Coinciding with the comprehensive cleaning and restoration of the Cincinnati Art Museum’s iconic Ann Ford (Mrs. Thicknesse), this exhibition unites a choice selection of thirteen paintings from renowned museum collections in the United States and Britain to illuminate the role that Gainsborough’s extraordinary portraiture played in defining new, progressive feminine identities.

 Among others on view at the Cincinnati Art Museum, September 18, 2010 – January 2, 2011 will be Mrs. Siddons (National Gallery, London), Mrs Richard Brinsley Sheridan (National Gallery, Washington), Giovanna Baccelli (Tate Britain), Grace Dalrymple (Metropolitan Museum of Art), Viscountess Ligonier (Huntington Library, Art Collections and Botanical Gardens).

Penelope, Viscountess Ligonier

Anne, Countess of Chesterfield

The exhibition will also feature a small selection of period dresses from the Cincinnati Art Museum’s rich fashion arts and textile collection, thereby further contextualizing Gainsborough’s portraits while affording visitors a view of the material accessories of the “modern woman.”
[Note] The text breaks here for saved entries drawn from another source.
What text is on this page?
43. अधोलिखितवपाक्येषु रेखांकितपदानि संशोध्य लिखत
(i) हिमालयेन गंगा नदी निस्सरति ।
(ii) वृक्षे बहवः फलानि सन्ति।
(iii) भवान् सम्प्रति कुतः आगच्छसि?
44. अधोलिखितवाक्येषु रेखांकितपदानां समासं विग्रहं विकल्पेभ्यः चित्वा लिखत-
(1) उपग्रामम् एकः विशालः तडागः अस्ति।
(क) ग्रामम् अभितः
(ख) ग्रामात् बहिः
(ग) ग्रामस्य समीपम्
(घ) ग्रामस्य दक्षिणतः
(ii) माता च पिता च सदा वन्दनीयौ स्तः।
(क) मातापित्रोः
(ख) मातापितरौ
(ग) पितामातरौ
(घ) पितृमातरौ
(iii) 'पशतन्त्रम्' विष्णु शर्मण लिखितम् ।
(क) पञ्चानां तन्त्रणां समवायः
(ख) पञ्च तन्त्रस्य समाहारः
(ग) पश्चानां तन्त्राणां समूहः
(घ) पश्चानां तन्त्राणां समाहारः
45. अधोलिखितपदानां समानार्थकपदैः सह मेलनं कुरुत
If Gainsborough’s portraits help us to rethink the place of women in the eighteenth century, they also ask us to look anew at the formal specifics that made his portraits so important to ambitious women and their self-definition in the celebrity culture of the period. In his use of provocative postures and slashing brushwork, Gainsborough’s portraits of notorious women differed from those of his peers: they were the way he asserted his own place as the premier painter of modern life.

Mrs. Siddons

 In the eighteenth century, portraits were part of an active negotiation of social and gender relations, and the exhibition’s thesis is that a special complicity between artist and sitter formed the basis from which both conspired to upend traditional portraiture and calcified gender roles.
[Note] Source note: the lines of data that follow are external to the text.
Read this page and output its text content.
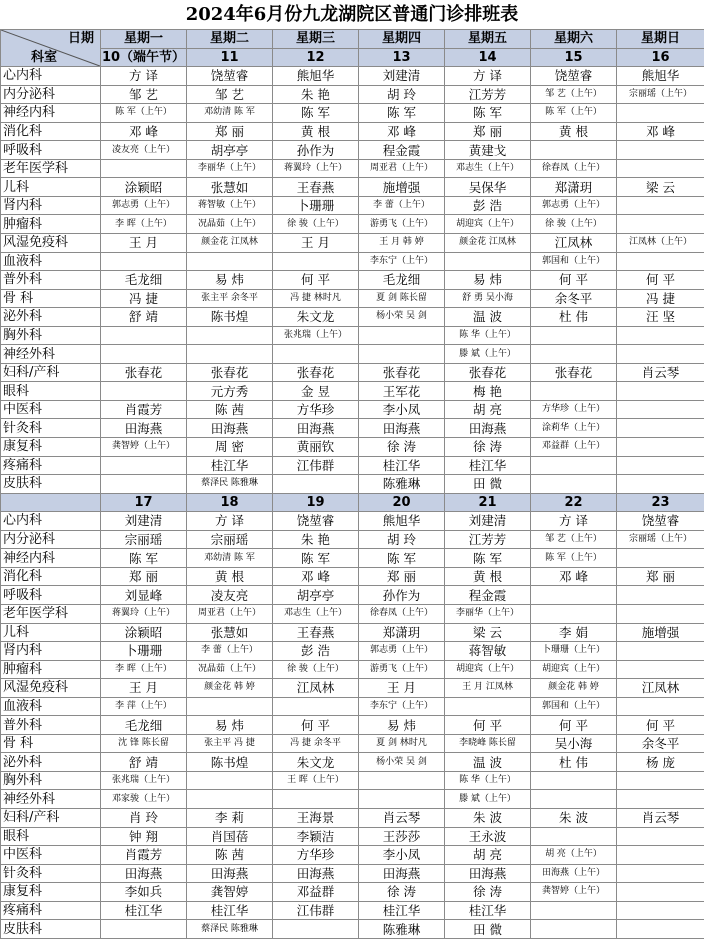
2024年6月份九龙湖院区普通门诊排班表
日期
科室	星期一	星期二	星期三	星期四	星期五	星期六	星期日
	10（端午节）	11	12	13	14	15	16
心内科	方 译	饶堃睿	熊旭华	刘建清	方 译	饶堃睿	熊旭华
内分泌科	邹 艺	邹 艺	朱 艳	胡 玲	江芳芳	邹 艺（上午）	宗丽瑶（上午）
神经内科	陈 军（上午）	邓幼清 陈 军	陈 军	陈 军	陈 军	陈 军（上午）	
消化科	邓 峰	郑 丽	黄 根	邓 峰	郑 丽	黄 根	邓 峰
呼吸科	凌友亮（上午）	胡亭亭	孙作为	程金霞	黄建戈		
老年医学科		李丽华（上午）	蒋翼玲（上午）	周亚君（上午）	邓志生（上午）	徐春凤（上午）	
儿科	涂颖昭	张慧如	王春燕	施增强	吴保华	郑潇玥	梁 云
肾内科	郭志勇（上午）	蒋智敏（上午）	卜珊珊	李 蕾（上午）	彭 浩	郭志勇（上午）	
肿瘤科	李 晖（上午）	况晶茹（上午）	徐 骏（上午）	游勇飞（上午）	胡迎宾（上午）	徐 骏（上午）	
风湿免疫科	王 月	颜金花 江凤林	王 月	王 月 韩 婷	颜金花 江凤林	江凤林	江凤林（上午）
血液科				李东宁（上午）		郭国和（上午）	
普外科	毛龙细	易 炜	何 平	毛龙细	易 炜	何 平	何 平
骨 科	冯 捷	张主平 余冬平	冯 捷 林时凡	夏 剑 陈长留	舒 勇 吴小海	余冬平	冯 捷
泌外科	舒 靖	陈书煌	朱文龙	杨小荣 吴 剑	温 波	杜 伟	汪 坚
胸外科			张兆瑞（上午）		陈 华（上午）		
神经外科					滕 斌（上午）		
妇科/产科	张春花	张春花	张春花	张春花	张春花	张春花	肖云琴
眼科		元方秀	金 昱	王军花	梅 艳		
中医科	肖霞芳	陈 茜	方华珍	李小凤	胡 亮	方华珍（上午）	
针灸科	田海燕	田海燕	田海燕	田海燕	田海燕	涂莉华（上午）	
康复科	龚智婷（上午）	周 密	黄丽钦	徐 涛	徐 涛	邓益群（上午）	
疼痛科		桂江华	江伟群	桂江华	桂江华		
皮肤科		蔡泽民 陈雅琳		陈雅琳	田 微		
	17	18	19	20	21	22	23
心内科	刘建清	方 译	饶堃睿	熊旭华	刘建清	方 译	饶堃睿
内分泌科	宗丽瑶	宗丽瑶	朱 艳	胡 玲	江芳芳	邹 艺（上午）	宗丽瑶（上午）
神经内科	陈 军	邓幼清 陈 军	陈 军	陈 军	陈 军	陈 军（上午）	
消化科	郑 丽	黄 根	邓 峰	郑 丽	黄 根	邓 峰	郑 丽
呼吸科	刘显峰	凌友亮	胡亭亭	孙作为	程金霞		
老年医学科	蒋翼玲（上午）	周亚君（上午）	邓志生（上午）	徐春凤（上午）	李丽华（上午）		
儿科	涂颖昭	张慧如	王春燕	郑潇玥	梁 云	李 娟	施增强
肾内科	卜珊珊	李 蕾（上午）	彭 浩	郭志勇（上午）	蒋智敏	卜珊珊（上午）	
肿瘤科	李 晖（上午）	况晶茹（上午）	徐 骏（上午）	游勇飞（上午）	胡迎宾（上午）	胡迎宾（上午）	
风湿免疫科	王 月	颜金花 韩 婷	江凤林	王 月	王 月 江凤林	颜金花 韩 婷	江凤林
血液科	李 萍（上午）			李东宁（上午）		郭国和（上午）	
普外科	毛龙细	易 炜	何 平	易 炜	何 平	何 平	何 平
骨 科	沈 锋 陈长留	张主平 冯 捷	冯 捷 余冬平	夏 剑 林时凡	李晓峰 陈长留	吴小海	余冬平
泌外科	舒 靖	陈书煌	朱文龙	杨小荣 吴 剑	温 波	杜 伟	杨 庞
胸外科	张兆瑞（上午）		王 晖（上午）		陈 华（上午）		
神经外科	邓家骏（上午）				滕 斌（上午）		
妇科/产科	肖 玲	李 莉	王海景	肖云琴	朱 波	朱 波	肖云琴
眼科	钟 翔	肖国蓓	李颖洁	王莎莎	王永波		
中医科	肖霞芳	陈 茜	方华珍	李小凤	胡 亮	胡 亮（上午）	
针灸科	田海燕	田海燕	田海燕	田海燕	田海燕	田海燕（上午）	
康复科	李如兵	龚智婷	邓益群	徐 涛	徐 涛	龚智婷（上午）	
疼痛科	桂江华	桂江华	江伟群	桂江华	桂江华		
皮肤科		蔡泽民 陈雅琳		陈雅琳	田 微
The exhibition was conceived by Benedict Leca, the Cincinnati Art Museum’s curator of European paintings, sculpture and drawings. Additional curatorial support for the exhibition’s presentation in San Diego has been provided by John Marciari, curator of European art, and Scot Jaffe, associate director for exhibitions and collections.

After premiering in Cincinnati this fall (September 18, 2010 – January 2, 2011) the exhibition will travel to the San Diego Museum of Art, where it will be on view from January 29, 2011 – May 1, 2011. The exhibition will be accompanied by an illustrated, full-color catalog published by D Giles Limited, London, featuring essays by Benedict Leca, renowned costume historian Aileen Ribeiro, and art historian Amber Ludwig of Boston University. This exhibition is supported by an indemnity from the Federal Council on the Arts and Humanities.